I suspect the answer will be the same in any rent-controlled city. Even in the absence of a clear definition as is so in San Francisco, a judge would be loath to award a lawbreaker by allowing him to escape the city’s intent to regulate multifamily housing. Even though an in-law unit is small and the resulting "multi" is rather small, that’s still the target of ordinances that seek to control rents.

Q: Our restaurant was in an area affected by Hurricane Sandy. Most of the neighborhood was flooded, but our property, which was on higher ground, escaped any damage. Still, the neighborhood has been decimated, and with all of the businesses closed and the residents displaced, we have no business. I tried to make a claim on our business interruption policy, but my broker told me it would probably be denied. How can that be? –Jared H.

A: The policy you’re referring to is known as business income coverage. The standard policy covers your net profit or loss (before taxes) had the disaster not happened. In a retail establishment, this figure is the gross sales or receipts minus operating expenses. Insureds must prove these figures during the normal claims process. Importantly, if the business was not operating at a profit before the event, in some states the owners are not entitled to business income insurance proceeds.

Conversely, if the business becomes more profitable after the event (as happened to some construction firms post-Katrina), there’s no loss and no payout from the insurance company. Most policies include coverage for normal operating expenses, which includes payroll.

All of this might sound like it fits your situation exactly: There was a disaster; you have no customers, so your profits are down. Why wouldn’t the policy step up and cover you?

Sadly, there’s one important requirement before business income coverage will apply: Your property must have directly suffered a loss or damage that you had insured against (in your property insurance). In insurance lingo, the policy will apply had the covered cause of loss (the damage) set out in the policy’s property loss policy not occurred. Though it’s far from obvious, this means that you must have suffered a loss that is covered under your property insurance policy, before the business income policy will kick in. And because you did not sustain any damage, you did not have a covered cause of loss, and your business income relief is not available to you.

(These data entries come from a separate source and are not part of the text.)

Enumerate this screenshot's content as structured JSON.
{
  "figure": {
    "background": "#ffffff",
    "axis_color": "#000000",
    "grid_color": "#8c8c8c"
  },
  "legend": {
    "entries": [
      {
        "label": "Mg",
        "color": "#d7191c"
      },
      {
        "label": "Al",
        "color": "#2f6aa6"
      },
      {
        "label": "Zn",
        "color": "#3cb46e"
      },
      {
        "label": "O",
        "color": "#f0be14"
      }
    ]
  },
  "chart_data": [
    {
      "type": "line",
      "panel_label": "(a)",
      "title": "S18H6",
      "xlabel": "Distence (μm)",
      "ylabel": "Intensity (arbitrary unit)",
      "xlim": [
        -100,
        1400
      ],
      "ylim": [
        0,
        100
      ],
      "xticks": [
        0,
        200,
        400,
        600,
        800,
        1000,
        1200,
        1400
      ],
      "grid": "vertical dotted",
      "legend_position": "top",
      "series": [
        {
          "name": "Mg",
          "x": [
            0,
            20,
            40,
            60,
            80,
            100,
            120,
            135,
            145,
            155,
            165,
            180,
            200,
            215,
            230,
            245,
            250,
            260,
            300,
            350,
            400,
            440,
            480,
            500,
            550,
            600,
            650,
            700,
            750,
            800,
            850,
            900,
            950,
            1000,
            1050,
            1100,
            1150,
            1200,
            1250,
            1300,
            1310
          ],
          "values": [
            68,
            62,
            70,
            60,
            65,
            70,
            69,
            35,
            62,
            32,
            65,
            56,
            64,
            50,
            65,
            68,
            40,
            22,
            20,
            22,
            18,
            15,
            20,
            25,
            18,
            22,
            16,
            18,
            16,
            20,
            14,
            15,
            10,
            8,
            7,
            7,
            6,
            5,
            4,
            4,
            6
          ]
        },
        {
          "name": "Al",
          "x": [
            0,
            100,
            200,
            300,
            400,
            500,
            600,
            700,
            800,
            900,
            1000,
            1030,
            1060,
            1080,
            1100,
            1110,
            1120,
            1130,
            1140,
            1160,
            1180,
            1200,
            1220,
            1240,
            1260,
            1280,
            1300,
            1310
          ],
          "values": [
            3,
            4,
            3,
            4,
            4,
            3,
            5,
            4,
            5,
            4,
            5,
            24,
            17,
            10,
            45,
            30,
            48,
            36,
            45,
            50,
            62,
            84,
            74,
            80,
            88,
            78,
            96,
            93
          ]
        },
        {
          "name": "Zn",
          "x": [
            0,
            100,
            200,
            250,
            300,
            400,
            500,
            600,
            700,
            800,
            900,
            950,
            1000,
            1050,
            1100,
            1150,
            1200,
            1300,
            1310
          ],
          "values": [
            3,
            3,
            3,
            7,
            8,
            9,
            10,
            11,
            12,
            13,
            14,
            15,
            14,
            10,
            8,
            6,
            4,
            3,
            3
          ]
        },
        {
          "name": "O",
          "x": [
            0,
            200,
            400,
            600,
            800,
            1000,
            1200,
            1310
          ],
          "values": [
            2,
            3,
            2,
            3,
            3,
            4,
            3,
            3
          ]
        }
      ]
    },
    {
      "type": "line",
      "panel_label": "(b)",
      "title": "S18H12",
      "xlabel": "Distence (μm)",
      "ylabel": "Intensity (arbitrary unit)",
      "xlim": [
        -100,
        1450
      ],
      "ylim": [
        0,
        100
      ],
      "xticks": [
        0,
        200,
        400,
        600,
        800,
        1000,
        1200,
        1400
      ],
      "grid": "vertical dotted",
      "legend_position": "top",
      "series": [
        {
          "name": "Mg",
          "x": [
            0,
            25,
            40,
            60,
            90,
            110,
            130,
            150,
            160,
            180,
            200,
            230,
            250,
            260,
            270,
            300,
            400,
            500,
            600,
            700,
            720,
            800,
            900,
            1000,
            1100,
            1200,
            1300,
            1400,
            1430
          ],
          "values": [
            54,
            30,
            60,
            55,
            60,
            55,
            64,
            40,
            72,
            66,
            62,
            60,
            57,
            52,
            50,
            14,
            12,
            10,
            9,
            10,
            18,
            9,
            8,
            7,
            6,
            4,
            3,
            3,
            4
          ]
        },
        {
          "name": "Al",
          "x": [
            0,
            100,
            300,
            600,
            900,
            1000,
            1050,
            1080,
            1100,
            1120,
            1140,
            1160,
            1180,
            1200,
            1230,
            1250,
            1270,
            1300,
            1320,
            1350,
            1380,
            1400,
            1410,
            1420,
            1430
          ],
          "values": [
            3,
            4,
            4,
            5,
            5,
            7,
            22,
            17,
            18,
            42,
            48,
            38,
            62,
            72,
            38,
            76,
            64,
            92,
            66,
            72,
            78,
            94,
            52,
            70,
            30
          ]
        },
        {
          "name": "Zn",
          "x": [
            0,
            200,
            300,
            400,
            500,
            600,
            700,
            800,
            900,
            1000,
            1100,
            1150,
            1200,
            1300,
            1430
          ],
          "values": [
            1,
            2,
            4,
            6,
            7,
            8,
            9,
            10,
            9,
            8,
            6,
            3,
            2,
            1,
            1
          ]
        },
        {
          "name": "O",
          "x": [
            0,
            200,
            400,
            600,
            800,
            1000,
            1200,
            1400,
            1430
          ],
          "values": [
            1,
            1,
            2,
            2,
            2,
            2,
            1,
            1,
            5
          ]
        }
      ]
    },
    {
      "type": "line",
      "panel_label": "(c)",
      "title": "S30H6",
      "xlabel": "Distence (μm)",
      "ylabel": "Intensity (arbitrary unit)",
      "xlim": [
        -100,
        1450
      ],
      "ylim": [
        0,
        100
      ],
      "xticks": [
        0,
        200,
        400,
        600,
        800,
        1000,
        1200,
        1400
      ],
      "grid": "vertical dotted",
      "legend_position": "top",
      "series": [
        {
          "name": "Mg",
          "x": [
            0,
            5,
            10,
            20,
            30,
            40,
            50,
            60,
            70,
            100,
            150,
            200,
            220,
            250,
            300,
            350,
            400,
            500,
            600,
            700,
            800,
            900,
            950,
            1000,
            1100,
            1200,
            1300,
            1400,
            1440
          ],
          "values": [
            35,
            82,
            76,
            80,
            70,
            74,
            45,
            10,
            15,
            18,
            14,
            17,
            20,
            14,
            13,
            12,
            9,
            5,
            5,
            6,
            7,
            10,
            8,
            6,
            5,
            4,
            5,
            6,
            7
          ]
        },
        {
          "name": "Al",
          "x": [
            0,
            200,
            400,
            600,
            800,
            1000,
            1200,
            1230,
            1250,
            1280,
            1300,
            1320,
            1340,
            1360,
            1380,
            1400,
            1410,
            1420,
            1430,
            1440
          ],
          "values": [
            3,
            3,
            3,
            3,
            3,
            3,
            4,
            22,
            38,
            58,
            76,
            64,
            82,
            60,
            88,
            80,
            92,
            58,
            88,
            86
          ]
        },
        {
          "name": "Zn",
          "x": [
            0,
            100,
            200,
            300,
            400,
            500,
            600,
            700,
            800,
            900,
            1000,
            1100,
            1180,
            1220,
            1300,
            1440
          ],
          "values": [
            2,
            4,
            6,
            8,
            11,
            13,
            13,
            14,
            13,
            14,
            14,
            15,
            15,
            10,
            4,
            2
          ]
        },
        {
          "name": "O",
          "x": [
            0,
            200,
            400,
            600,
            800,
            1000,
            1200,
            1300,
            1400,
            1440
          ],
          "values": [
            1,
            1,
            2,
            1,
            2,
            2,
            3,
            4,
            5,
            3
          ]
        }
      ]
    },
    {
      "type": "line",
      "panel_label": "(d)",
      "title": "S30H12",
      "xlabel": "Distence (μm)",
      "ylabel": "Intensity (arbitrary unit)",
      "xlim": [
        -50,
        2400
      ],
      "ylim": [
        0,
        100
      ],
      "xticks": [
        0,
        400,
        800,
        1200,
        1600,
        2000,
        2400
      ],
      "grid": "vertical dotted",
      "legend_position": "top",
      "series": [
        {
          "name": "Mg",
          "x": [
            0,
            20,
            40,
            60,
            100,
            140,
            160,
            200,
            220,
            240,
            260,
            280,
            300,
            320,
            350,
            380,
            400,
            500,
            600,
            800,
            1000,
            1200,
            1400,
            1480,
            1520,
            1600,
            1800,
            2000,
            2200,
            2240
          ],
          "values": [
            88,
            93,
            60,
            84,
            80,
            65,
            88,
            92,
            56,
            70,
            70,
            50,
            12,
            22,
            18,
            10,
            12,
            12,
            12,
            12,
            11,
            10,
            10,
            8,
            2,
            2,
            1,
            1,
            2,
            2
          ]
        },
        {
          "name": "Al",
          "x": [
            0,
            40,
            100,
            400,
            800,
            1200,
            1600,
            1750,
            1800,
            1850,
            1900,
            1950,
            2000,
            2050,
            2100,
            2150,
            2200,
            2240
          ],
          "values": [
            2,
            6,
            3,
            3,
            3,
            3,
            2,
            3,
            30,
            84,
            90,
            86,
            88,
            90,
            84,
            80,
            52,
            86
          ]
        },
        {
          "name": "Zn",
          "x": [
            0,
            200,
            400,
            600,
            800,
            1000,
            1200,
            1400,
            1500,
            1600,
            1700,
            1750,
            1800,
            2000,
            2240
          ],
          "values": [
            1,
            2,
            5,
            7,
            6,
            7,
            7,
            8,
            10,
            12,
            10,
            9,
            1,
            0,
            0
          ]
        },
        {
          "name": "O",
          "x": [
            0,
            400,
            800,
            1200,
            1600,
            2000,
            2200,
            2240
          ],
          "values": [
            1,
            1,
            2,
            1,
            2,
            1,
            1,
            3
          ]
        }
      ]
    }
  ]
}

But wait, there’s more negative news. Most property policies include "water damage" as a covered peril, but not flooding; for flooding coverage, you’d need a special flooding policy, which you apparently don’t have. So even if your business had been inundated by water and shut down, and your income dropped as a result, unless your company considered the cause "water damage" and not flooding, you’d be out of luck.

That said, in times of huge losses, some insurance companies (especially those with a lot of affected clients) will pay claims for flooding, in effect agreeing to consider the issue one of water damage, as a goodwill gesture.

Is there any other angle you might pursue? Interestingly, if water damage (but not a flood) causes damage to properties other than your own, prompting local authorities to issue evacuation orders, that act by the civil authorities will trigger your business interruption coverage.

So, for example, if a fire were to destroy a business, causing the city to seal it off the street with "do not cross" signs and barriers, affected businesses who experienced a drop in profits would be able to call upon their business interruption policy. Such policies typically provide for only four weeks of coverage, and the damage to the other property has to be within a one mile radius of the claimant’s property (good agents will increase the coverage duration and the mileage limitation).